Association of Women's Health, Obstetric and Neonatal Nurses
- Abbreviation: AWHONN
- Formation: 1969
- Type: Professional organization
- Purpose: Professional
- Headquarters: 1800 M Street, Suite 740S Washington, DC 20036
- Region served: US and Canada
- Membership: Obstetric nurses, neonatal nurses, Women's health nursing|women's health nurses
- President: Cheryl Bellamy DNP, MS, BSFS, RN, CNM, CNS-C
- Website: www.awhonn.org

= Association of Women's Health, Obstetric and Neonatal Nurses =

American professional organization

The Association of Women's Health, Obstetric and Neonatal Nurses (AWHONN) is a 501(c)(3) nonprofit membership organization. The stated purpose of AWHONN is to promote the health of women and newborns.

==History==

AWHONN became a separate and independent organization in 1993. Using the Association of Women's Health, Obstetric and Neonatal Nurses (AWHONN) guidelines correctly can make staffing the safest possible. When these staffing guidelines are followed appropriately, they allow for quality care and more time for the nurse to spend at the bedside with the patient. The experience and skill mix of the nurses on the labor and delivery unit is another critical element of safe staffing. Nurses in labor and delivery units should have one patient to care for if the woman is having her labor induced or has chosen a birthing plan without pain medication or an epidural. Two nurses should be at every birth, one to care for the mom and the other to care for the baby. As far as post partum and mother baby units, the ratio is one nurse for every 3-4 couplets (mom and a baby) as long as they are all considered "stable".

==Sections and Chapters==

There are 51 AWHONN Sections (one for each state, plus one that represents members in the US Armed Forces). Within each section, there are local chapters.

==Activities==
===Standards and Guidelines===
AWHONN publishes Standards for Professional Nursing Practice in the Care of Women and Newborns. These standards define the roles, functions and competencies of nurses caring for women and newborns and delineate the various roles and behaviors for which the professional nurse is accountable.

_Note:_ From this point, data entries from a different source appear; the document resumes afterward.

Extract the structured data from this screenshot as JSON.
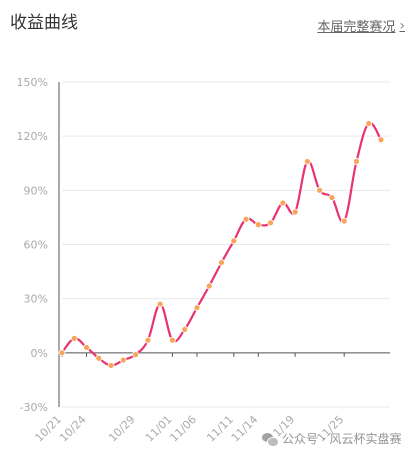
{
  "header": {
    "title": "收益曲线",
    "link_label": "本届完整赛况",
    "chevron": "›"
  },
  "watermark": {
    "text": "公众号 · 风云杯实盘赛",
    "icon": "wechat-icon"
  },
  "colors": {
    "line": "#e8336f",
    "marker": "#f6a55a",
    "axis_text": "#aaaaaa",
    "grid": "#e9e9e9",
    "axis": "#555555"
  },
  "chart_data": {
    "type": "line",
    "title": "",
    "xlabel": "",
    "ylabel": "",
    "ylim": [
      -30,
      150
    ],
    "yticks": [
      -30,
      0,
      30,
      60,
      90,
      120,
      150
    ],
    "ytick_labels": [
      "-30%",
      "0%",
      "30%",
      "60%",
      "90%",
      "120%",
      "150%"
    ],
    "xtick_labels": [
      "10/21",
      "10/24",
      "10/29",
      "11/01",
      "11/06",
      "11/11",
      "11/14",
      "11/19",
      "11/25"
    ],
    "xtick_indices": [
      0,
      2,
      6,
      9,
      11,
      14,
      16,
      19,
      23
    ],
    "grid": true,
    "series": [
      {
        "values": [
          0,
          8,
          3,
          -3,
          -7,
          -4,
          -1,
          7,
          27,
          7,
          13,
          25,
          37,
          50,
          62,
          74,
          71,
          72,
          83,
          78,
          106,
          90,
          86,
          73,
          106,
          127,
          118
        ]
      }
    ]
  }
}
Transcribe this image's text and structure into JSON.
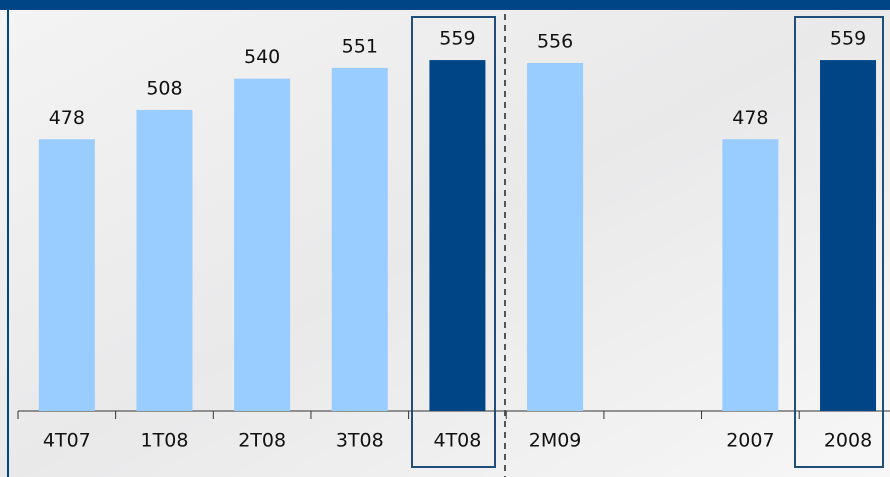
{
  "chart_data": {
    "type": "bar",
    "categories": [
      "4T07",
      "1T08",
      "2T08",
      "3T08",
      "4T08",
      "2M09",
      null,
      "2007",
      "2008"
    ],
    "values": [
      478,
      508,
      540,
      551,
      559,
      556,
      null,
      478,
      559
    ],
    "colors": [
      "#99ccff",
      "#99ccff",
      "#99ccff",
      "#99ccff",
      "#004586",
      "#99ccff",
      "#99ccff",
      "#99ccff",
      "#004586"
    ],
    "ylim": [
      200,
      600
    ]
  }
}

AWHONN also publishes multiple evidence-based nursing guidelines for use by nurses caring for women and newborns. These evidence-based guidelines cover topics like fetal heart rate monitoring, labor induction, neonatal skin care, care of the late preterm infant, breastfeeding, HPV counseling, neonatal hyperbilirubinemia, nursing staffing, and care of the patient in the second stage of labor.

===Legislative Programs===
AWHONN works with members of Federal, State, and local governments to advocate for the health of women and newborns. AWHONN also provides education for nurses on how to become involved in the legislative process.

===Publications===
Professional Journals:
- Journal of Obstetric, Gynecologic, & Neonatal Nursing (JOGNN)
- Nursing for Women's Health

Consumer Publications and Websites:
- Healthy Mom & Baby
- Health4mom.org

===Coalitions and Collaborations===
AWHONN collaborates with other healthcare organizations that support health promotion and improvement for women and newborns.
- March of Dimes
- National Institute of Child Health and Human Development
- Coalition for Patients' Rights
- Partnership to End Cervical Cancer
- Americans for Nursing Shortage Relief (ANSR) Alliance
- American Heart Association (Go Red for Women Campaign)
- National Heart, Lung, and Blood Institute (The Heart Truth Campaign)

===Research===
AWHONN awards small research grants to members conducting research activities that are consistent with its mission.